Situé à la Gare Maritime d’Alcântara, le nouveau centre d’interprétation s’étend sur neuf salles, offrant des informations sur les 14 fresques d’Almada, conçues pour la Gare d’Alcântara (huit panneaux) et la voisine Gare Rocha Conde de Óbidos (six). Il se constitue également en un espace muséologique de l’activité portuaire des années 1940.
Le centre d’interprétation permet de découvrir le contexte de construction et de décoration des Terminaux de Navigation, la relation entre l’architecte Pardal Monteiro, auteur des bâtiments, et l’artiste Almada Negreiros, ainsi que les études de l’artiste pour les Gares Marítimas et différents moments politiques et historiques qui ont influencé le fonctionnement des Gares, de la Seconde Guerre mondiale à l’émigration transatlantique, des départs pour la Guerre coloniale au processus de décolonisation.
Le contexte de la commande des panneaux par Almada et la polémique suscitée à l’époque par le résultat final, éloigné des objectifs de propagande de la dictature, y sont également expliqués.
Les panneaux, que l’Histoire de l’Art définit comme une expression exemplaire du modernisme, ont été réalisés entre 1943 et 1949 et constituent le plus grand ensemble de peinture murale portugaise du XXe siècle. Ils représentent le Lisbonne le plus pauvre que la dictature de l’État Nouveau voulait cacher.
Almada s’est inspiré de la réalité de la capitale, du départ des émigrants, des activités de pêche et de construction navale le long du fleuve, du quotidien populaire, des spectacles avec trapézistes et jongleurs, du tumulte des poissonnières et ouvriers.

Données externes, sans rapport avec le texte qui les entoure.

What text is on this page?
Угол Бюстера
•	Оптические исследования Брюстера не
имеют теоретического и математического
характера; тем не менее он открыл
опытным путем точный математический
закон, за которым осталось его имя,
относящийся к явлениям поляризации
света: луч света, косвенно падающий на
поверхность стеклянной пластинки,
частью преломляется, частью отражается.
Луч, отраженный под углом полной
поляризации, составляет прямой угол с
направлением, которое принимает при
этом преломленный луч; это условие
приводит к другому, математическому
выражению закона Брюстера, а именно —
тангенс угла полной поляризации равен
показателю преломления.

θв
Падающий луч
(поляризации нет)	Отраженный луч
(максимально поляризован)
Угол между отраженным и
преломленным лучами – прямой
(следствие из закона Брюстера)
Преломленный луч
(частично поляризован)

La présence artistique d’Almada Negreiros dans la ville de Lisbonne, notamment les espaces où il est possible de trouver d’autres œuvres de l’artiste, ainsi que sa documentation sur les Gares Marítimas, des témoignages, interviews, notes, photographies, reproductions et documents sont également exposés.
La restauration des panneaux, qui a permis de révéler les couleurs originales, a débuté en janvier de l’année dernière dans le cadre d’un projet plus large de réhabilitation des deux gares maritimes et de la création du Centre d’Interprétation, qui disposera également d’un restaurant.
Le Centre d’Interprétation des Gares Marítimas de Lisbonne résulte d’un partenariat entre la Mairie de Lisbonne, l’Administration du Port de Lisbonne (APL) et l’Association Tourisme de Lisbonne (ATL), bénéficiant d’un financement global de 8,2 millions d’euros.
Cet investissement a été réparti entre l’ATL (3,5 millions d’euros) et l’APL (quatre millions), auxquels se sont ajoutés 700 000 euros du World Monuments Fund, destinés à la restauration des panneaux.
La coordination des contenus du Centre d’Interprétation a été prise en charge par Mariana Pinto dos Santos, historienne de l’art, curatrice indépendante et chercheuse à l’Institut d’Histoire de l’Art de la Nova Facultade de Ciências Sociais e Humanas (Nova FCSH).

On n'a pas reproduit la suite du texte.